New Emerging Technologies: The alternative energy industry remains an emerging sector with a steady focus on the lowest-cost technology. This may prove disastrous for existing companies riding the solar boom should a cheaper alternative emerge. The industry also has to deal with cost-competitiveness from traditional means of electricity generation.
Globally, China leads the world in total electricity generation from renewable sources, helped by its increased allegiance in recent times to the alternative path. It is followed closely by the U.S., Brazil and Canada.

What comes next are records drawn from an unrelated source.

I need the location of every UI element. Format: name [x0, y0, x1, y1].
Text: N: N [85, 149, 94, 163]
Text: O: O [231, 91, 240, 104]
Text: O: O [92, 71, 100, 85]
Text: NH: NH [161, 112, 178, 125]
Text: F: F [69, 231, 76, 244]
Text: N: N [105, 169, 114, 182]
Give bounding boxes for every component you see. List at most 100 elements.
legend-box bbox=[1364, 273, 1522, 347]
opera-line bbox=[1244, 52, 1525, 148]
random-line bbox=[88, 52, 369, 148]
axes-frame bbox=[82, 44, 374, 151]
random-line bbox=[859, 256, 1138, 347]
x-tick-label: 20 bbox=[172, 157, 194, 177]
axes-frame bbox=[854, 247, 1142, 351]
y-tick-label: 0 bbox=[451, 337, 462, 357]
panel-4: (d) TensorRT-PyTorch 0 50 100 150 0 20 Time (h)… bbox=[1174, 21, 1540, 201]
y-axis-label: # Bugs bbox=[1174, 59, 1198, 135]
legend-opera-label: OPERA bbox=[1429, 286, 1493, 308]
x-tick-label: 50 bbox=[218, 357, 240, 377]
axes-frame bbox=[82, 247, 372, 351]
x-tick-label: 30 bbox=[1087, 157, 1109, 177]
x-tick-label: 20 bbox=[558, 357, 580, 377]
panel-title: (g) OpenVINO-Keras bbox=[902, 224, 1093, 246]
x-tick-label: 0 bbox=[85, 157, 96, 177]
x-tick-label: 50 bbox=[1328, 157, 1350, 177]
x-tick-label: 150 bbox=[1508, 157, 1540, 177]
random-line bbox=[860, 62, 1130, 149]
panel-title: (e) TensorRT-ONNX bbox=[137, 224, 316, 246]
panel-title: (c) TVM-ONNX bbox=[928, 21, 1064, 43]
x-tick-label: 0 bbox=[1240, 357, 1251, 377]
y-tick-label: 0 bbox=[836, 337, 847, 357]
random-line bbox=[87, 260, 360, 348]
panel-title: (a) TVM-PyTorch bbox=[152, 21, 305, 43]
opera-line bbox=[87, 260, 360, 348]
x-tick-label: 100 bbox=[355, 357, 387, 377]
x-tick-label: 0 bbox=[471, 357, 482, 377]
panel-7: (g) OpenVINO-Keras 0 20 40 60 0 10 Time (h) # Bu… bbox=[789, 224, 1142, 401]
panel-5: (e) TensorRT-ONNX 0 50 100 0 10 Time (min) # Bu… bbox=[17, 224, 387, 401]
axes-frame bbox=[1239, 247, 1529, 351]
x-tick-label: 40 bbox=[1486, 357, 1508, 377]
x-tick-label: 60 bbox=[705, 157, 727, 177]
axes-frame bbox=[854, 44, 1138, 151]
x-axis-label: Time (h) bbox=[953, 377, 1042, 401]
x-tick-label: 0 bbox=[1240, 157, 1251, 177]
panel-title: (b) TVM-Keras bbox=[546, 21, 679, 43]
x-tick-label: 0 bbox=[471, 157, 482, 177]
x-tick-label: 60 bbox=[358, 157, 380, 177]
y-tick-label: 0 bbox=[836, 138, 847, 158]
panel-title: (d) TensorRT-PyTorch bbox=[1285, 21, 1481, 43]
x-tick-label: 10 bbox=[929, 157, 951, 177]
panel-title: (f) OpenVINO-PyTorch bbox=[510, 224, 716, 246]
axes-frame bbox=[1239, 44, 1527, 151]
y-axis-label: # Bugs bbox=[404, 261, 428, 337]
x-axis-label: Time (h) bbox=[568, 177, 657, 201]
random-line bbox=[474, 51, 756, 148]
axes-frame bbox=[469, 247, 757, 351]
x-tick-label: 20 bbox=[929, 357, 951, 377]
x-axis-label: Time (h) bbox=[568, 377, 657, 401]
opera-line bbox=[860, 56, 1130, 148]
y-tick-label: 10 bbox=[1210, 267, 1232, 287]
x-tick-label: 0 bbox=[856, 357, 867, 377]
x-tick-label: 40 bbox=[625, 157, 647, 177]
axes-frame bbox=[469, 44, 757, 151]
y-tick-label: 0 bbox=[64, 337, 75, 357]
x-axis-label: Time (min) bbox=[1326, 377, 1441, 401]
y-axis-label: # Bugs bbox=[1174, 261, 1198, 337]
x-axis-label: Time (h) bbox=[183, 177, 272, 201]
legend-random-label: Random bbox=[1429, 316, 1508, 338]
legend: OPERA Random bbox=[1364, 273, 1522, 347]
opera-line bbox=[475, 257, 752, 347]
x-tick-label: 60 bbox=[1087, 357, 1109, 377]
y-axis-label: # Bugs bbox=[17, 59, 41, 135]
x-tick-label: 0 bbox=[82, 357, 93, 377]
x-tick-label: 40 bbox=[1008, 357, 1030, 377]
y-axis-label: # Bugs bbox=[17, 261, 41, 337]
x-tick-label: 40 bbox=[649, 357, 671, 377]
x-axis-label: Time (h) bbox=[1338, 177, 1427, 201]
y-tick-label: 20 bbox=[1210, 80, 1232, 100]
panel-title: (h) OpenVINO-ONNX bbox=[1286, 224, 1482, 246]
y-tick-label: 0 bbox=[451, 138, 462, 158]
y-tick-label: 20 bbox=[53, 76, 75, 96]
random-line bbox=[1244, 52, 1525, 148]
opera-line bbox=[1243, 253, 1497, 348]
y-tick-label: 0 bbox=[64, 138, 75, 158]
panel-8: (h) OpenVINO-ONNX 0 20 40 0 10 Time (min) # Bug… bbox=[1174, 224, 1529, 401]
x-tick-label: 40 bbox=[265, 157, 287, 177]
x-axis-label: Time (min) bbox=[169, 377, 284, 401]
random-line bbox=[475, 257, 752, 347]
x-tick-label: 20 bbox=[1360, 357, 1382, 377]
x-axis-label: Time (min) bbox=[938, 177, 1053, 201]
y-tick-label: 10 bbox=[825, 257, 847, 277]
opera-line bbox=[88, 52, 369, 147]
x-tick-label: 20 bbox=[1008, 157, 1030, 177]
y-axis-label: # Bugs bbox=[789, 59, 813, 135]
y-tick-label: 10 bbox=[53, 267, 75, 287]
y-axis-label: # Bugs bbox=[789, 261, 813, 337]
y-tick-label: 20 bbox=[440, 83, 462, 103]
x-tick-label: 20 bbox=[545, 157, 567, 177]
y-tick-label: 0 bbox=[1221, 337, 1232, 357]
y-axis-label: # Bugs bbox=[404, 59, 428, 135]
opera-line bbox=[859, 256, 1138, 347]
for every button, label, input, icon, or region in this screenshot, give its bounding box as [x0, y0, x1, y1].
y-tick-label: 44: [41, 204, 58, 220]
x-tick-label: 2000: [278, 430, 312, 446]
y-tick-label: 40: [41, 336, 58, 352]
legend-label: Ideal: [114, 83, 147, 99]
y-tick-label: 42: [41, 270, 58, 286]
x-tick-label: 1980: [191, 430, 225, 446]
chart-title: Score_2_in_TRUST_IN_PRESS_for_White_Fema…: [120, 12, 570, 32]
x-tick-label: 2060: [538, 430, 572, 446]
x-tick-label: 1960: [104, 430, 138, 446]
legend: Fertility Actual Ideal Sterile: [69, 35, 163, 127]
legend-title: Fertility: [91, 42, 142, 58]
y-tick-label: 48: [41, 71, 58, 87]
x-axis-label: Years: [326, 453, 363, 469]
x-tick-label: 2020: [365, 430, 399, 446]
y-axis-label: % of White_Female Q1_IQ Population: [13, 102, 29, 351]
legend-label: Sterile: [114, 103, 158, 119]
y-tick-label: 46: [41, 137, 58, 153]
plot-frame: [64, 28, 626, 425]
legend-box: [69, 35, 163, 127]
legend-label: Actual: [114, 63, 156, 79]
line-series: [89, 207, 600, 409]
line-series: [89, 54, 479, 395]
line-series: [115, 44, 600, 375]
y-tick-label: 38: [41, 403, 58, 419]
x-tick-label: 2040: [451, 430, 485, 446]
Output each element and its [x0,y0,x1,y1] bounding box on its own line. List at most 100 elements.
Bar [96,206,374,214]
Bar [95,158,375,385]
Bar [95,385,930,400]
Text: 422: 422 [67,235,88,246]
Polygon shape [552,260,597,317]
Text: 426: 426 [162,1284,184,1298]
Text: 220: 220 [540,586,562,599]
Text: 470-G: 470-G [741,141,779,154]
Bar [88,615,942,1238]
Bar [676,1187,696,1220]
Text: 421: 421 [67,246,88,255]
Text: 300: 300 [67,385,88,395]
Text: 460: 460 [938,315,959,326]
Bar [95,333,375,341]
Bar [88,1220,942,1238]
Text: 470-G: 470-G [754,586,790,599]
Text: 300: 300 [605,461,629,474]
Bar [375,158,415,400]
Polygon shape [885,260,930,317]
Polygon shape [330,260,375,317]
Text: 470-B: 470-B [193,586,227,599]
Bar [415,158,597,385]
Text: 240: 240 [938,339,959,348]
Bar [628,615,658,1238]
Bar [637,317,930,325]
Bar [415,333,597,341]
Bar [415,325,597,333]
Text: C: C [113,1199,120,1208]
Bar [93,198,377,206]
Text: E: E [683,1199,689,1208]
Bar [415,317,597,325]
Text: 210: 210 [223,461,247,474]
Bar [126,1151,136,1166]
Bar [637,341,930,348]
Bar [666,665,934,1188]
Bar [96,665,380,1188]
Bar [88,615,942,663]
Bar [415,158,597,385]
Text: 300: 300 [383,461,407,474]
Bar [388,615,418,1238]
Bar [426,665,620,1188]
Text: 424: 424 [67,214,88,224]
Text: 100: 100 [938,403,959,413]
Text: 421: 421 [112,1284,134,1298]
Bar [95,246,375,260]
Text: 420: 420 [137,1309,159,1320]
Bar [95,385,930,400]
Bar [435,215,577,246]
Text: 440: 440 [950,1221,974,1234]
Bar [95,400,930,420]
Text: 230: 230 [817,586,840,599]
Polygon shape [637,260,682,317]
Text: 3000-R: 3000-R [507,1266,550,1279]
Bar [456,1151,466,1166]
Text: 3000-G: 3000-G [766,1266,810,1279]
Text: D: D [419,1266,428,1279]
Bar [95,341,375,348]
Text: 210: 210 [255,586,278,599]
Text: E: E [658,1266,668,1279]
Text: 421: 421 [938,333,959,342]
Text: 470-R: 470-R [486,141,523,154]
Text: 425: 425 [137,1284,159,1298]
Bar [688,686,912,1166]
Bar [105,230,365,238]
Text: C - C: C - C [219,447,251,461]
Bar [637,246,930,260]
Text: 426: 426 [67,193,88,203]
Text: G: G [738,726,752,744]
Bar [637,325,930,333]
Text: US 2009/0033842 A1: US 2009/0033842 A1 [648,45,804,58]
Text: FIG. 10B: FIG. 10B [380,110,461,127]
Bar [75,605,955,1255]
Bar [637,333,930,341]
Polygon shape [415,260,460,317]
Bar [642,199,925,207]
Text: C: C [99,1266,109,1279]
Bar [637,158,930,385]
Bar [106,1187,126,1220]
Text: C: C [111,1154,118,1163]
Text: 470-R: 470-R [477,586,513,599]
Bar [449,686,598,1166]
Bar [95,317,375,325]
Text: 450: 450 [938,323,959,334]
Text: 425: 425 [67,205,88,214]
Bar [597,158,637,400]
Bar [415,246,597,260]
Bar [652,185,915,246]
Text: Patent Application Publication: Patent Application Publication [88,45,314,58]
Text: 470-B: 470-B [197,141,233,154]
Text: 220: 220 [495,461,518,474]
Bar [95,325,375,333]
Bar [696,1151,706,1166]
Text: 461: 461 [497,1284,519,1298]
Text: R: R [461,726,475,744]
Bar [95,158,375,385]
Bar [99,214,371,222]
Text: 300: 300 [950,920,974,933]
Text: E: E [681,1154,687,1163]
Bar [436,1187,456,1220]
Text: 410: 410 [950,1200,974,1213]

All leading solar cell manufacturers are looking for opportunities in the emerging markets. These markets primarily comprise the Asia-Pacific region with China, India and Japan being the key destination for the global solar giants. The long-term outlook on the whole looks bright. This is especially true as global warming and high fuel emission issues have proven how inevitable clean energy sources will be for the future.
However, the global economic turmoil, China's slowdown and the consequent subsidy rollback in the prime global solar markets are appearing to be a major headwind for the renewable energy industry on the whole.
Again, if we are to expand renewable manufacturing infrastructure worldwide to fight the climate crisis, the U.S. as well as the Chinese manufacturers should try to settle their dispute before the industry is hurt at large. Measures to reduce the inflow of Chinese solar panels may hamper the battle against climate change.
Any increase in interest rates may be quite detrimental for the alternative energy space. Note that since the last hike in Dec 2015, interest rates have remained stagnant, with no possibilities of an increase on the horizon. Recently, however, with several Fed officials dropping hints at a potential rate hike in the September meeting itself, prospects of this space appear clouded.